In my office the nurses really just need email, internet research, and basic Word/Excel skills, plus the ability to use electronic medical records. The epidemiologists are the only ones who need to use statistical programs and superfancy databases. I would say the important skills for nurses are:

**Willingness to learn, study, and enjoy a lot of weird new stuff. Most of the diseases I deal with, I had never heard of as a hospital nurse - for instance, today I had my first case of Q fever. My coworkers who were nurses for 20 years before coming to Epi say the same thing. You really have to learn it on the job. I never thought I'd love reading articles from the CDC, but I do!

**Methodical, thorough, semi-obsessive personality....not a job where you can "wing it," you have to follow a set definition and set procedures. You have to know your stuff, or look it up, before giving people answers - you're the authority!

**Comfortable interviewing people about delicate topics (this week I had a detailed conversation with a case about anal sex while he is infected with shigella.

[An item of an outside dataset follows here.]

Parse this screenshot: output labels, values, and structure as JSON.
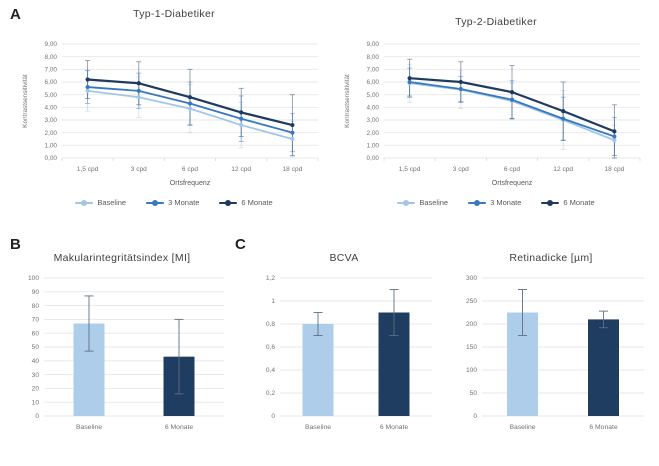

Many epi nurses spend a lot of time on STI's and HIV)

**Love of patient education, and ability to work with people with very different levels of health literacy, economic status, etc

**Patience with the government world...if you're coming from a hospital, you will be surprised by how slow things move, and how many meetings you attend!

**Depending on your office, you may need to do some public speaking - our nurses regularly present all over the place, to day care providers, hospitals, school nurses, etc

**Willingness to re-frame your thinking about nursing....some nurses and providers switching to epi struggle with wanting to diagnose illness, or take charge of cases, or become directly involved in care. We have to leave that stuff to hospitals and PCPs. I don't work in a clinic...my patient is the whole community.

Anyway, that's a LONG description of the job I do. I love it. Feel free to PM me or ask anything you want.

Specializes in Cardiac Critical Care.

Ugh so sorry for the duplicate posts y'all - staying up late to transition to a night schedule so I can stay up for my 3 12's in a row, 7p-7a ... my brain has officially turned to mush! :confused:

Is it hard to join the Public Health Service? I am in RN school with 6 months left to go and then I will have one year to get my bachelors degree. I've been an LVN for 3 years.

Sorry to not respond for so long....I work for a county public health department, a large urban/suburban county.

I came from the ER into public health (I work for a large, well funded County Health Department, currently in epidemiology doing investigations on reportables, but I was in the STI/Imms clinic before this). You'll have to get used to the patient being a group (a town, a community, a family) rather than an individual and, as compared with ER nursing, TONS of teaching opportunities.